Dos duetos, uno con Michael Jackson y otro con Frank Sinatra creo que estaban fuera de sitio, rompieron totalmente toda la dinámica de lo que hasta entonces estaba siendo el concierto. Es un artista latino, queríamos verle con éxitos latinos, no dándoselas de crooner ante dos leyendas que ya no están con nosotros y que trajeron voces enlatadas. Esos dos temás, a mi juicio, sobraban.
Eso sí, como para compensar, llegó la fiesta mariachi, en la que el artista, con cambio de vestuario incluido, se volvió a sentir en la gloria. El Mariachi Vargas de Tecalitlán, el considerado por muchos como el mejor del mundo, y que se encuentra en Madrid porque viene a cantar con Mocedades en estos días, irrumpió en el escenario con un gran júbilo popular. Su talento es inmenso, su manera de ejecutar los clásicos de la música mexicana absolutamente fantástica y lo bordaron. Luis Miguel se acercó entonces a ser quien era, pero volvieron pronto los cambios de notas o las bajadas de tono.
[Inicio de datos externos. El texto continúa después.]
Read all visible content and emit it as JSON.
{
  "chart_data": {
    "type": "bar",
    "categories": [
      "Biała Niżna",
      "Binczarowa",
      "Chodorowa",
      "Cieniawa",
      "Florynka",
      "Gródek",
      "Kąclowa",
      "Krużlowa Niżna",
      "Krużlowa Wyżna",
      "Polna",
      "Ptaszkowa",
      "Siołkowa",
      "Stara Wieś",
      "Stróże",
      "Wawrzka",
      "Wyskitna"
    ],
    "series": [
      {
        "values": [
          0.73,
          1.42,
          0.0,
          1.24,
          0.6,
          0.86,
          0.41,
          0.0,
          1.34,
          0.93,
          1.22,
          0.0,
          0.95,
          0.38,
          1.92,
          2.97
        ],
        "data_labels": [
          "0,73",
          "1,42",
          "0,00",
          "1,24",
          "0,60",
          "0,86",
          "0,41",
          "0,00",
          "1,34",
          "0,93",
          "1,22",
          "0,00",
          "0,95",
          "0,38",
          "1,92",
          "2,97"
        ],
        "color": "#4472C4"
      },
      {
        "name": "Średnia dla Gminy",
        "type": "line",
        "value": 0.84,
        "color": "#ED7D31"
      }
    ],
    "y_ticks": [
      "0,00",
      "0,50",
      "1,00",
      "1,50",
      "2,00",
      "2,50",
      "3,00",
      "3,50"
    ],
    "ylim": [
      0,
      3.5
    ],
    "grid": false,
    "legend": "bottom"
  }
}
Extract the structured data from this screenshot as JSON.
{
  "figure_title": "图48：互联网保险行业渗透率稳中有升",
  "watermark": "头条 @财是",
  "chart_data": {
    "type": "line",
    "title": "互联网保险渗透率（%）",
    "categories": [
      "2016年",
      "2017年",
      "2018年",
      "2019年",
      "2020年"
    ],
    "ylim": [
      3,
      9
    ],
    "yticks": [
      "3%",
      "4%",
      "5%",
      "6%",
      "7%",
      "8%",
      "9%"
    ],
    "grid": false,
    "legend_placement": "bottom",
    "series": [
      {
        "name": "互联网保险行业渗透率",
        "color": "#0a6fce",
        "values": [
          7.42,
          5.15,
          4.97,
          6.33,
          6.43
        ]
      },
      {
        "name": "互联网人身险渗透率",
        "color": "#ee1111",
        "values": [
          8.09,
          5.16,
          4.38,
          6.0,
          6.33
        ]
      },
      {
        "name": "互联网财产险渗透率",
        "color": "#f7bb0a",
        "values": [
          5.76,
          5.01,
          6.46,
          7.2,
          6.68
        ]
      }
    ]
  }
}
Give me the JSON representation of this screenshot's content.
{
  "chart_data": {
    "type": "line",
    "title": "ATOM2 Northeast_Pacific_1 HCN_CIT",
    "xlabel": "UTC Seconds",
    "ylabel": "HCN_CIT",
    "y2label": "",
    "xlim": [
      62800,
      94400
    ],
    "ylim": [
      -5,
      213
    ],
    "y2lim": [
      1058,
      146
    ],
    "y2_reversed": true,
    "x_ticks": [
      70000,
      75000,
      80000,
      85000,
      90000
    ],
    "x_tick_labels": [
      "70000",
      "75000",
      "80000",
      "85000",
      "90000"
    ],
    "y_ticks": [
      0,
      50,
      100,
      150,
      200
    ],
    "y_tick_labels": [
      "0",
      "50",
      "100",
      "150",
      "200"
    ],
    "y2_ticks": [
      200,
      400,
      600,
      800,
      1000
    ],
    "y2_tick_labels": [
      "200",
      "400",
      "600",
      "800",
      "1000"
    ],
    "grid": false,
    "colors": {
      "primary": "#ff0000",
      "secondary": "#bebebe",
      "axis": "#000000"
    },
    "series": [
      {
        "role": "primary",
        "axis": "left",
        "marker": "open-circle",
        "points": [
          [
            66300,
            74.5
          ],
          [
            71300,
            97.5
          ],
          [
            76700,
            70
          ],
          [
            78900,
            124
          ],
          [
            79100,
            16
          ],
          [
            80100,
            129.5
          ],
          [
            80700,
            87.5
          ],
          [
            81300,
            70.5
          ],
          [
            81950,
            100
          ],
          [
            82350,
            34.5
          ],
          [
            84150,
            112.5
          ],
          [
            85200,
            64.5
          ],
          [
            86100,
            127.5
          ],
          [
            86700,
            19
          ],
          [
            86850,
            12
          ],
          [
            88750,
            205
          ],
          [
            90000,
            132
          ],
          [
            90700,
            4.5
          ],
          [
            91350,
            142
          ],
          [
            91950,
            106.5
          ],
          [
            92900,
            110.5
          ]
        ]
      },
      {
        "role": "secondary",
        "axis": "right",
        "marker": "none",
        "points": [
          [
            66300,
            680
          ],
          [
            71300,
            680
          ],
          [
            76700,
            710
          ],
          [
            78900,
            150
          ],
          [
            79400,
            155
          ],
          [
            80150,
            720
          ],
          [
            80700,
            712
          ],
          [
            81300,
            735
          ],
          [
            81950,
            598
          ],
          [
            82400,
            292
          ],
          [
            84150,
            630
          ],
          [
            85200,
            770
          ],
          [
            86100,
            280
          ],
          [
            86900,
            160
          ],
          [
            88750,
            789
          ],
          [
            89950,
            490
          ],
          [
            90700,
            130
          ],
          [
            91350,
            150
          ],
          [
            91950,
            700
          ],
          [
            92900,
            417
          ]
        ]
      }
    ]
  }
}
Y así acabó la noche, con la sensación de que el artista llegó y venció, que pareciera que se fue incluso pletórico, pero para los que ya estamos curtidos en estas cosas, se fue sin convencer a más de uno, camuflado en el coreo mayoritario que salvó aquellas viejas pero hermosas canciones que sí, no tienen que sonar exactamente igual que el disco, puedes cometer alguna licencia vocal, sin duda, pero en este caso es que era evidente que la voz, a los cincuenta y muchos, ya no es la misma y había que maquillarla.